Legendary Performances – Merle Haggard (Shout! Factory DVD)
Picture:
C+ Sound: C+ Extras: C+ Compilation: B-
Even
today, Merle Haggard is so deeply a Country Music artist that as of late 2008,
his only Pop Top 40 hit is If We Make It
Through December in 1974! As the
genre was sold down the river in the 1990s, he remained a rebel and an artist
of some contradictions. Legendary Performances – Merle Haggard
is the latest entry in the Shout!

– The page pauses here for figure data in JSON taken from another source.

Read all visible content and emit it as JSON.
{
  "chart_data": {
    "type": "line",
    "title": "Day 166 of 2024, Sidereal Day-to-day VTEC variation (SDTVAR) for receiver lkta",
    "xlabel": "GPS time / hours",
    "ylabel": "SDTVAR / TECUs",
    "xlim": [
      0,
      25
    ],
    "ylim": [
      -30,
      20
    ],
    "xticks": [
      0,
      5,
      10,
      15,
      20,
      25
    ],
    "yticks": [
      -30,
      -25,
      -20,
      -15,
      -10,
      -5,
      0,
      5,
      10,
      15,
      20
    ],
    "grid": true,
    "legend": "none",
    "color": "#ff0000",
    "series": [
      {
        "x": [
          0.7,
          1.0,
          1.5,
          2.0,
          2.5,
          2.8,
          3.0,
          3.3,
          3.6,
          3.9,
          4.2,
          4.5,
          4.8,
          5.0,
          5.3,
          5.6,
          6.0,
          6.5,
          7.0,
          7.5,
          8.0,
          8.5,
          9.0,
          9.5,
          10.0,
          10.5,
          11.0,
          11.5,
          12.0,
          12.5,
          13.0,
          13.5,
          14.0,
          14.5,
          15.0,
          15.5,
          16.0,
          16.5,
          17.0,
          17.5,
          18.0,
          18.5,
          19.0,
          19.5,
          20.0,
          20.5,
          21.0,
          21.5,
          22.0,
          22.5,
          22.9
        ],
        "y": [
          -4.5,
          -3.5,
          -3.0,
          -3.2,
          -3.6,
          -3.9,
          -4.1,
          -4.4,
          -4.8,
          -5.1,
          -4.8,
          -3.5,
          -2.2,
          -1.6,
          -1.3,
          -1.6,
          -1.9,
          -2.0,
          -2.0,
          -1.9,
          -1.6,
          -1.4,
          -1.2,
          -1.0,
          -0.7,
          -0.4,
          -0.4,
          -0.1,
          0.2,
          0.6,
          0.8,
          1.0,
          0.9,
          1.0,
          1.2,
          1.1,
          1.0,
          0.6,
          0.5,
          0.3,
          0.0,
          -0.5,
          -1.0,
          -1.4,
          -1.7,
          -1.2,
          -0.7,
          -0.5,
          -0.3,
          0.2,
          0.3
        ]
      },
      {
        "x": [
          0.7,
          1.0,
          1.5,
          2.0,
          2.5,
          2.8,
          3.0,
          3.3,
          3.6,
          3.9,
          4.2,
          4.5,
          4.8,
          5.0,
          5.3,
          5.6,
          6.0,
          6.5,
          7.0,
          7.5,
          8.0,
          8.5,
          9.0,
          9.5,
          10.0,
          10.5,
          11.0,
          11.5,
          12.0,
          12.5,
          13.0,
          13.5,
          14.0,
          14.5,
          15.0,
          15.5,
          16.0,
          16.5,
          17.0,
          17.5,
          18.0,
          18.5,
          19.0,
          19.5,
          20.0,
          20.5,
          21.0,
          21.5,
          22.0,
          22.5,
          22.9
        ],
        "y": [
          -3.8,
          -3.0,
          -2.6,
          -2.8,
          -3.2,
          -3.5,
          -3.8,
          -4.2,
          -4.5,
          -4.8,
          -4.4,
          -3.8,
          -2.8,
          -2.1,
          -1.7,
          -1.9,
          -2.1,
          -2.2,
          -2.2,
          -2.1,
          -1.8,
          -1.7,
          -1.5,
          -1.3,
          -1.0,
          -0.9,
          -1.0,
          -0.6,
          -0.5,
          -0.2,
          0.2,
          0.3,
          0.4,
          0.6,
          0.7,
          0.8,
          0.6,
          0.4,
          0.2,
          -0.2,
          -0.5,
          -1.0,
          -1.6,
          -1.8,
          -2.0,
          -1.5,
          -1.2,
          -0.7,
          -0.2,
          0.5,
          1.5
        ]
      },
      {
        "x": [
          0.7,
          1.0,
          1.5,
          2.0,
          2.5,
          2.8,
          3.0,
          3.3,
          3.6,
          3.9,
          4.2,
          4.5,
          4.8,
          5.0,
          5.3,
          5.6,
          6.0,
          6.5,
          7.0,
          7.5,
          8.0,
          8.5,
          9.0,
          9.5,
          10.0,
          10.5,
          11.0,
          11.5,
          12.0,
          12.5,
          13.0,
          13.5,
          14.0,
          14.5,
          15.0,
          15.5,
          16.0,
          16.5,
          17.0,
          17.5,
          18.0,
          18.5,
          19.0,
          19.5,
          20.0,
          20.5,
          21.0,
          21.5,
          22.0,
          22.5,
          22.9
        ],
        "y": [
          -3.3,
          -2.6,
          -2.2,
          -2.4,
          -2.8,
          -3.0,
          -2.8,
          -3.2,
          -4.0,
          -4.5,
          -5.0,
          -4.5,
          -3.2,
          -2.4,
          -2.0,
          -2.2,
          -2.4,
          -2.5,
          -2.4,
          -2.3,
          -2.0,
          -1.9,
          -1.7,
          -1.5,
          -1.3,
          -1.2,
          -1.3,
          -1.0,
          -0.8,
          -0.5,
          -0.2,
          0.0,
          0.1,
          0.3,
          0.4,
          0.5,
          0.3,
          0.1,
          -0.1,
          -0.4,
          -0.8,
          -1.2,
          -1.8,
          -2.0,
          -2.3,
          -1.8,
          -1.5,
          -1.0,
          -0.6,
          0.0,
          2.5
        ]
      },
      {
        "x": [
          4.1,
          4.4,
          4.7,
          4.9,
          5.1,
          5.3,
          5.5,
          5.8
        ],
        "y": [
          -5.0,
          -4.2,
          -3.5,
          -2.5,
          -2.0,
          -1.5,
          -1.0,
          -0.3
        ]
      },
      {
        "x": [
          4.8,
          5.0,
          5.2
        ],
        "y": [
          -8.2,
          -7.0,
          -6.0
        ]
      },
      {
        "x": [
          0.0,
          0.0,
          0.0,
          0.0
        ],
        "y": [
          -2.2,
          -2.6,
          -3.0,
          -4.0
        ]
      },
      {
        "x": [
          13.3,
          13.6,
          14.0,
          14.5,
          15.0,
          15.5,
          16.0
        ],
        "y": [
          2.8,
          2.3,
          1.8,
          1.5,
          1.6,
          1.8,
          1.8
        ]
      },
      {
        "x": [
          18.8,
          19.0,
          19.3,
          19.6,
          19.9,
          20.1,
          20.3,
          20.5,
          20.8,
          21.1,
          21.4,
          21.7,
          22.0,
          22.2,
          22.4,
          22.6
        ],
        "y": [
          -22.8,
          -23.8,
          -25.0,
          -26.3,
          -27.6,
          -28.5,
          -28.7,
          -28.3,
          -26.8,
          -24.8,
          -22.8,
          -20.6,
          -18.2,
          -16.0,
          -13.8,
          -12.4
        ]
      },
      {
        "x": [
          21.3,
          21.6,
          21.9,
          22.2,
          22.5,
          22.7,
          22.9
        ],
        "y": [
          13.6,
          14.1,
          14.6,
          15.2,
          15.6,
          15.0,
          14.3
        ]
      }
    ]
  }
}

Factory Country DVD compilation collection
and features Haggard singing the following hits from various TV appearances:
1)
Branded Man
2)
The Bottle Let Me Down
3)
Swinging Doors
4)
Mama Tried
5)
I Started Loving You Again
6)
I Take A Lot Of Pride In What I Am
7)
The Fightin’ Side Of Me
8)
Okie From Muskogee
9)
Daddy Frank (The Guitar Man)
10) Workin’ Man Blues
11) Movin’ On (Theme From The TV Series)
12) The Roots Of My Raising
13) Ramblin’ Fever
14) That’s The Way Love Goes
15) San Antonio Rose
He also
had 38 #1 Country hits, eight of which are among the well-known hits of his
above. Most amusing are tracks 7 &
8, the former being a pro-American patriotic song that would seem to be very
Right Wing and denounce the counterculture, while the latter may seem to follow
in its footsteps, but became notorious as a song that was considered pro-drug/pro-counterculture
no matter what it said and furthered the myth of fun-loving moonshiners always
being chased from the law years before The
Dukes Of Hazzard or Smokey & The
Bandit. But Haggard’s music was more
than just a few singles with controversy or hooks.
They
painted a portrait of another side of American life and living, having done so
now for 45 years and as this arrives on DVD, Haggard was having some health
troubles. However, it is just one more
chapter for one of Country Music’s greatest survivors and storytellers, no
matter what you think of his ideas or points of view. To his credit, the man once pardoned by
Ronald Reagan wrote songs criticizing the second President Bush a few years
before I’m Always On A Mountain When I
Fall showed up in Brokeback Mountain,
proving he was a rebel from start to finish.
This compilation is a great introduction to the artist, the man and his
music.
The 1.33
X 1 image is soft throughout, but the earlier clips have some good color to
make up for that, while the later clips get slowly sharper as they become
newer. The Dolby Digital 2.0 sound is
usually monophonic, though later clips are slightly stereo at best. Extras include a 1981 interview and a clip of
his 1994 induction onto The Country Music Hall Of Fame.